It is a no-brainer that we must live within our means. What is true of individuals is true equally of nations. Fiscal responsibility emanates from this principle, which also influences inter-generational and distributional choice. The saying ‘blessed are the young for they shall inherit the national debt’ is a curse.
One of the more sagacious features of the Union Budget has been to re-visit the flawed Fiscal Responsibility and Budget Management (FRBM) Act, which was a contextual response to a deteriorating fiscal situation. The prescriptive ceilings in the Act have a dubious rationale. We need an approach that focuses on multiple variables, particularly debt. It would also be appropriate to suggest a range than a fixed number.

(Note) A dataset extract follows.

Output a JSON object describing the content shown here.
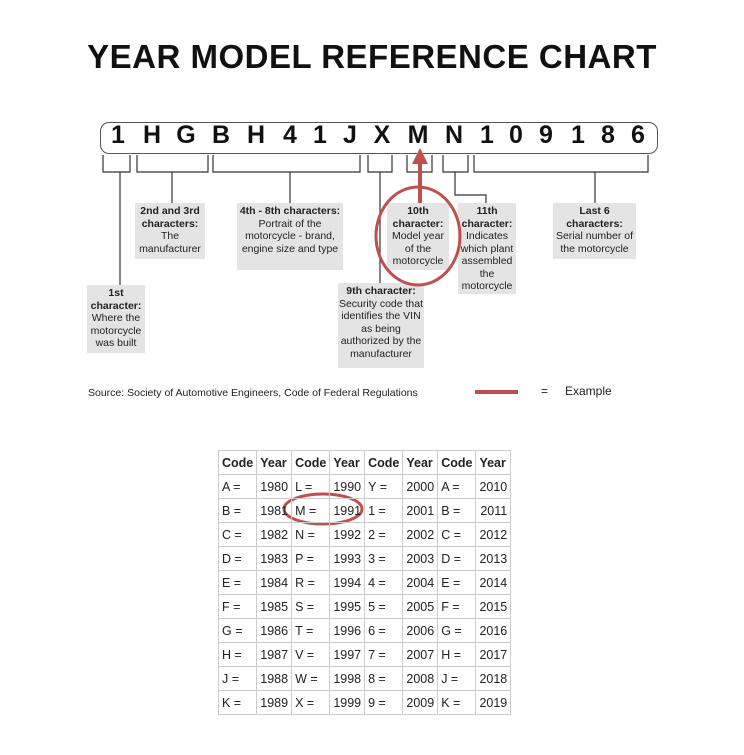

For long, the focus was on the budget deficit and not the fiscal deficit, which is of more recent origin. The recommendations of the Sukhamoy Chakravarty Committee on Monetary Policy (1985) talked of the need for fiscal discipline. In the initial years, India adopted a somewhat conservative fiscal policy approach and public debt was controlled. It was during the 1980s that both debt and the fiscal deficit started rising. By the 1990s, the economy was in a deep balance of payments (BoP) crisis with the fiscal deficit of the central government exceeding 8% of GDP compared to the 6% of the 1980s. The deficit had to be met by enhanced borrowing. As a result, the internal public debt rose to 55% of GDP. Interest payments, alone at 4% of GDP, constituted 20% of the expenditure. The reforms of 1991 were a major stabilising factor in the enveloping fiscal and BoP crises.
The Asian meltdown of the 1990s could have unsettled our macro-economic parameters, but the economy not only weathered the crisis but grew at 8.8% in 1999-2000. Debt service as a proportion of the current account deficit dropped from one-third to less than one-fifth, although the fiscal imbalance remained worrisome. The large revenue deficit was a recurring annual feature and worsened from 3.3% in 1991 to 4.4% in 2002-03.
It was against this backdrop that a committee headed by EAS Sarma was constituted and the FRBM Bill was presented in Parliament in December 2000. It was referred to the Parliamentary Standing Committee on Finance and the panel objected to stipulating specific numerical ceilings and inflexible timeframes for attaining the levels prescribed in the Bill. The committee believed that these would induce rigidity in decision-making. Nevertheless, Parliament passed the FRBM Bill in 2003 and notified it in 2004. The Act set the target of reducing the fiscal deficit to 3% of GDP by 2008-09 with an annual reduction of 0.3 percentage points. It sought to eliminate the revenue deficit by 2007-08 (later revised to 2008-09 through an amendment) through an annual reduction of 0.5% percentage points.
In February 2005, regrettably then Union finance minister P Chidambaram pushed the pause button, alluding to the 12th Finance Commission’s recommendations. There was also the burden of the Sixth Pay Commission, an aggressive farm loan waiver and expansion of the NREGS to all the districts. Revenue deficit elimination was postponed to February 2008 and in the context of the global meltdown, the FRBM targets were again relaxed. In February 2012, the FRBM Act was amended to postpone the targets to 2015 and subsequently to 2018.
Thus, the FRBM has had a chequered history of repeated amendments rather than adherence, of exception rather than compliance. Perhaps the 3% fiscal deficit target mentioned in the original FRBM Act is opaque in its intellectual persuasion. It is reiterated elsewhere that the idea originates in the Maastricht Treaty of 1992 and not in an analysis of India’s socio-economic conditions and other related factors. The Maastricht Treaty had outlined five convergence criteria including the budget deficit target of 3%, a debt-GDP ratio below 60%, an inflation rate of 1.5% or less, and interest rate changes.
The Budget’s announcement of a committee to review the FRBM Act is therefore timely. Fortunately India’s debt-GDP ratio is significantly lower at 66.1% from the historic high of 83.3% in 2003-04. Private investment remains subdued. Enhanced public expenditure and capital-creating assets is the path forward. With improved implementational capability, private investment invariably piggybacks on enhanced public outlays.
The Act replacing the FRBM law may be called the macro-economic stabilisation Act. The focus must be on debt sustainability. This review committee must consider multiple indicators of fiscal stability, beyond the revenue and fiscal deficits. An absolute limit must be replaced by a flexible/optimal limit for debt levels. By fixing optimal debt levels, the revenue and fiscal deficit targets should suggest a band. They need to be circumstance- and country-specific, rather than replicate variables adopted elsewhere. The IMF Staff Position Note of September 2010 states that “prudence dictates that countries target a debt level well below the limit, the limit delineates the point at which fiscal solvency is called into question”.
Importantly in the Indian context, the review committee must consider the fiscal deficits of the state governments. While the combined fiscal deficit of the states has stayed at 2.5% of GDP or less, there are significant differences among them in fiscal prudence, and the fiscal health of the power utilities constitutes a key vulnerability.
The new law is an opportunity to reposition India’s macro-economic strategy. We need to combine prudence with growth. It takes less imagination to incur expenditure than create income. Fiscal fixation is less relevant than meeting debt obligations even though they are inextricably related.